Role of glycopeptides as part of initial empirical treatment of febrile neutropenic patients: a meta-analysis of randomised controlled trials

We did a meta-analysis of randomised controlled trials studying glycopeptides as part of the initial empirical treatment of febrile neutropenic patients with a beta-lactam and with or without an aminoglycoside. 14 randomised controlled trials that studied 2413 patients were included in the analysis. A better outcome regarding treatment success, without modification of the initial regimen, was accomplished with the inclusion of a glycopeptide in the empirical therapy; this better outcome applied to the full set of studied patients (OR=1·63, 95% CI 1·17–2·28), as well as in three important subsets of patients—those with microbiologically documented infections (2·03, 1·39–2·97), patients with bacteraemia (1·80, 1·23–2·63), and patients with severe neutropenia, defined as a white blood cell count below 100 cells/μL (2·24, 1·15–4·39).
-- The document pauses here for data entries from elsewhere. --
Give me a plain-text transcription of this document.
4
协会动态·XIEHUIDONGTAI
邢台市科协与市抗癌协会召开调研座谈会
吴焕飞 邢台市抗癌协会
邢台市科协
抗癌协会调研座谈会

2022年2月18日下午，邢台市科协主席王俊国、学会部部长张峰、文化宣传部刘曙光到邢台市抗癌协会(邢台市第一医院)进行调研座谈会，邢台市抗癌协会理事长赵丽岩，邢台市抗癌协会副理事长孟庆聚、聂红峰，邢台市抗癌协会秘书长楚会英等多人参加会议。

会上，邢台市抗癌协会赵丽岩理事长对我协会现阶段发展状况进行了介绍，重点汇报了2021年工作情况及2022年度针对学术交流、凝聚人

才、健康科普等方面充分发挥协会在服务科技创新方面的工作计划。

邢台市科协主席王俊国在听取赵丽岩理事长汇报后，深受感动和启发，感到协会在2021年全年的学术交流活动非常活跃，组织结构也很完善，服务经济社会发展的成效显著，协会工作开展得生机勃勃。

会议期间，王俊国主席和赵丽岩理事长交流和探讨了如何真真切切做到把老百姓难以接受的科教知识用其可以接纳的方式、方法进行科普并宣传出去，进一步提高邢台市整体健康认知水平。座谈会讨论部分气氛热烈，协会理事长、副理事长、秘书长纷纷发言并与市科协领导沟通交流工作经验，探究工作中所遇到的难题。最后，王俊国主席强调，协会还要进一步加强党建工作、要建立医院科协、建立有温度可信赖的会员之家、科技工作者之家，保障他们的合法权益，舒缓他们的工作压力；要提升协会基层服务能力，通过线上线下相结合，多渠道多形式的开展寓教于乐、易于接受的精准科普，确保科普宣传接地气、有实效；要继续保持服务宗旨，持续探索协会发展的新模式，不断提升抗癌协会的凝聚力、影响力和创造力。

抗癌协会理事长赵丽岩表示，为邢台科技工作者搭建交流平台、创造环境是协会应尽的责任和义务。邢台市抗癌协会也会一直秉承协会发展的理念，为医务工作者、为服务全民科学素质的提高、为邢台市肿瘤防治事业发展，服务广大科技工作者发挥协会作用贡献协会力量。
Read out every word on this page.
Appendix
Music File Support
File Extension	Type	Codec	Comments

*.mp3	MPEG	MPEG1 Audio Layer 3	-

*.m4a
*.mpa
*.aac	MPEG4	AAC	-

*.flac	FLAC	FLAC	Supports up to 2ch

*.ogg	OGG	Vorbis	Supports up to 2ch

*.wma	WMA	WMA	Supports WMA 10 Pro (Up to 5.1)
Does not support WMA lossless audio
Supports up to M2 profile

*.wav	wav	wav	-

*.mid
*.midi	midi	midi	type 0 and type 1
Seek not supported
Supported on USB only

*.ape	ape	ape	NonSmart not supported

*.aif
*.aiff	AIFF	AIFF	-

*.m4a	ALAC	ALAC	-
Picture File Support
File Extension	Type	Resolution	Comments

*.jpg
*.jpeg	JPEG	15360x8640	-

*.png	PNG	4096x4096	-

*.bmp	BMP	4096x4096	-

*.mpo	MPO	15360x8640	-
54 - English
However, mortality was not different in the compared groups (0·67, 0·42–1·05). Overall treatment success was not different if a glycopeptide was added to the antimicrobial regimen in the case of continuation of fever 72 hours or more after the start of treatment (1·02, 0·68–1·52). Also, the inclusion of a glycopeptide in the empirical regimen did not lead to a difference regarding time to defervesence. Adverse effects (4·98, 2·91–8·55), including nephrotoxicity (2·10, 1·12–3·95), were more common in the group receiving a glycopeptide as part of the empirical treatment. In conclusion, our meta-analysis suggests that there are good reasons why glycopeptides should not be routinely used as part of the initial empirical treatment of febrile neutropenic patients.